Feel Like You’re Doomed to Fail?
When I was 15, my girlfriend told me that I needed to be more romantic. She’d just watched Dirty Dancing and not so secretly had a crush on Patrick Swayze. This was my first introduction to what I have named “the treacherous tightrope.” She had sown that seed, and I had agreed.
Over the coming weeks, I tried to be more romantic without really knowing what that meant beyond something to do with dancing, watermelons and wearing a tight black vest. I’d watched the film for clues. She kept giving me what I thought were pointers: “You need to bring me flowers.” “No, not those ones.” I just kept getting it wrong, and she seemed to be helping me to get it right. Six weeks later she called me to tell me that it just wasn’t working. I was gutted.
Recently I realized that over the following 40 years, that situation was not the only time something like that had occurred. Here’s another example:
As a buyer for a U.K. supermarket during the ’90s, I noticed many of my fellow buyers were putting their suppliers on treacherous tightropes. The buyers had supply bases that they often wanted to shake up by bringing in a new supplier, which meant losing a current supplier. To achieve this, the buyer would either set the current supplier very tough margin targets to achieve or set a project to understand their consumers, which would cost a lot of money, or run an e-auction. Each time, the supplier would fail and the buyer would achieve their desired outcome.
Understanding The Treacherous Tightrope
The treacherous tightrope is a model that helps us to understand when we are doomed to fail. It describes situations where we spend a lot of energy to just arrive at the inevitable outcome: failure. The model consists of three parts.
Work to Understand the Root Issue
Breaking from the treacherous tightrope is hard, and recognising when we are about to set one or walk one is the key. It is better to stop the situation before it starts than try to stop it after. As the tormentor, we need to face up to the fact that we are typically creating a situation because of one of three reasons:
1. We cannot make a decision.
2. We cannot articulate that decision.
3. We don’t want to share that decision.
Yes, it might feel good to watch someone attempt to fix the situation and even twang the tightrope as they do, but ultimately you will spend a lot of energy just to prove yourself right and that they were wrong. It is better to lead and set an example as a leader by adopting honest, open and direct communication. Leaders don’t have to be superheroes, they can be normal people like you and I, trying to be a better person today than we were yesterday.
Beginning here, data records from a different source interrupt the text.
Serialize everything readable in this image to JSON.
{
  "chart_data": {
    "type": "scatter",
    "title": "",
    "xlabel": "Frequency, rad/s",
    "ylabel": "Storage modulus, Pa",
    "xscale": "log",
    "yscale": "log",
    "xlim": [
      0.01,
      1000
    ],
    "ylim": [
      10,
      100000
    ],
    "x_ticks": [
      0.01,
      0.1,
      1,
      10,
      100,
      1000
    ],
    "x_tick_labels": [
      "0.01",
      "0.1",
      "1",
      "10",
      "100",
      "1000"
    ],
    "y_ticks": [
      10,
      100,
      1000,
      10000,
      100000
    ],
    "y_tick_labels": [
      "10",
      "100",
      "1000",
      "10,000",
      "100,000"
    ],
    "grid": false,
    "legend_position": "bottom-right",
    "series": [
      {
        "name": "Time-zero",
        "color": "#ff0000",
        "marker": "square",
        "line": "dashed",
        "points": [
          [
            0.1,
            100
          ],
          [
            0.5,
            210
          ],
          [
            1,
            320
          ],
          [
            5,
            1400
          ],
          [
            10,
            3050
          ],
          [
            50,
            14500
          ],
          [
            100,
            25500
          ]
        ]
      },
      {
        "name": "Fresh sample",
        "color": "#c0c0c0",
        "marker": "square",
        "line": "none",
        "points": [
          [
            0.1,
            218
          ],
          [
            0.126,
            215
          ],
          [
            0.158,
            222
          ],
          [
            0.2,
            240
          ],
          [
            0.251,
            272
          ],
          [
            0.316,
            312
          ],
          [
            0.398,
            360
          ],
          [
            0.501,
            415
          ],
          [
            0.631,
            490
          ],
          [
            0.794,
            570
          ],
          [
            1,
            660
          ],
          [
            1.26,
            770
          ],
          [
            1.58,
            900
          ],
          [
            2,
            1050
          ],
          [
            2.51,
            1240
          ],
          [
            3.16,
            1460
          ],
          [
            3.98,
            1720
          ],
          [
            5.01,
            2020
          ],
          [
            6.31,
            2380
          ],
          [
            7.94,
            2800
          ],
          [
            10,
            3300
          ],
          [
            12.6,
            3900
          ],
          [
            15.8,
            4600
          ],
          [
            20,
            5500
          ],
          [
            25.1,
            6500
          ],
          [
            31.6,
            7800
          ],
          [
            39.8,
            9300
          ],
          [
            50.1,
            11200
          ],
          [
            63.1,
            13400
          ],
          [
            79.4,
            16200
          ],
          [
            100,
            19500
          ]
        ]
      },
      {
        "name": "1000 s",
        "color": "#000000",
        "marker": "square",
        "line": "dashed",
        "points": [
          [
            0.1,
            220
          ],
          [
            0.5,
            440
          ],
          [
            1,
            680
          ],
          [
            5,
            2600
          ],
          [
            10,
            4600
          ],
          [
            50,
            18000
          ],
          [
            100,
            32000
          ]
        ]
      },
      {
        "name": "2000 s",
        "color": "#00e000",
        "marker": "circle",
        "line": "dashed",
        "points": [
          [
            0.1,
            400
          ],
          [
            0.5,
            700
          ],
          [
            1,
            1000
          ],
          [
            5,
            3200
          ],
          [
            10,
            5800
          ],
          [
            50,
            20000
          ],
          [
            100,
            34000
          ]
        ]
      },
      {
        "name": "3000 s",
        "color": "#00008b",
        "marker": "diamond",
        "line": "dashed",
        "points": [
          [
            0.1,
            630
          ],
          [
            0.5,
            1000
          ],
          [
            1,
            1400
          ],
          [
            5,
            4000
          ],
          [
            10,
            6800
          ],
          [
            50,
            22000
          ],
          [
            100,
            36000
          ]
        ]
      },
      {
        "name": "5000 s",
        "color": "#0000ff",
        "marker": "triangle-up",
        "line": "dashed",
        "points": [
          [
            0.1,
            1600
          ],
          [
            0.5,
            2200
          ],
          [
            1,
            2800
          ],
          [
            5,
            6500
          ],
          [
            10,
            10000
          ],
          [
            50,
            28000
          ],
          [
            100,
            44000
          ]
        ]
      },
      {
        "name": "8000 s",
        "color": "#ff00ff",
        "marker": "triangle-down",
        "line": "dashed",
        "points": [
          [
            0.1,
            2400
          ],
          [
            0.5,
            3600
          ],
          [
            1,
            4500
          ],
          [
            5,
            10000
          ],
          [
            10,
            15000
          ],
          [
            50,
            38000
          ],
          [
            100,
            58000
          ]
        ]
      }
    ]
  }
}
Recognise the Situation and Ask Questions
When in the tormented position, like in any situation where you want to change, recognising what is happening is the very first step. Work to recognize when you are about to step into one of these situations, and give the tormentor every opportunity to share. With a soft and casually curious tone, ask questions like, “What could we do to improve?” or “What do you need to make a change?” or “What’s driving these changes?” Your questions should be open and inquisitive.
Make it easy for the other person to say no, to share the decision, to say what is hard. It’s better to hear the answer upfront than to spend what could be months changing a project, hiring new staff or trying to do the impossible. Only to fail and feel that you were to blame.
Be Honest, Open and Direct
If you are the tormentor, you are not leading by example, with honest, open and direct communication. You are playing a game and communicating to others that this is okay to do. Others may then follow your example. I’ve found it’s always better to share what is really happening than to go through all the effort of creating a situation for someone to fail.
In the example of the buyers and suppliers above, the more effective and more experienced buyers challenged their supply bases with the unique selling points of the new suppliers, which might have been unparalleled quality, service or price. And they agreed on a time frame to achieve these goals, making clear the consequences for each outcome.
In conclusion, this model can help us to realize when we are “flogging a dead horse,” as the saying goes. I see so much time, energy and money spent pursuing an inevitable failure, followed by people beating themselves up that they could have done better, more and quicker, when in fact what was meant to happen did.
My hope is that the treacherous tightrope becomes a phrase we can use to help recognise when our efforts are pointless. We live in a “be positive” world, or we try to, and tormentors often know this. Unfortunately, this means that we try when we are doomed to fail. I think it is better to put our energies into what could work. Rather than what won’t work because someone has already decided our fate.
Look out for any treacherous tightropes you are walking, might walk and those that you may set for others.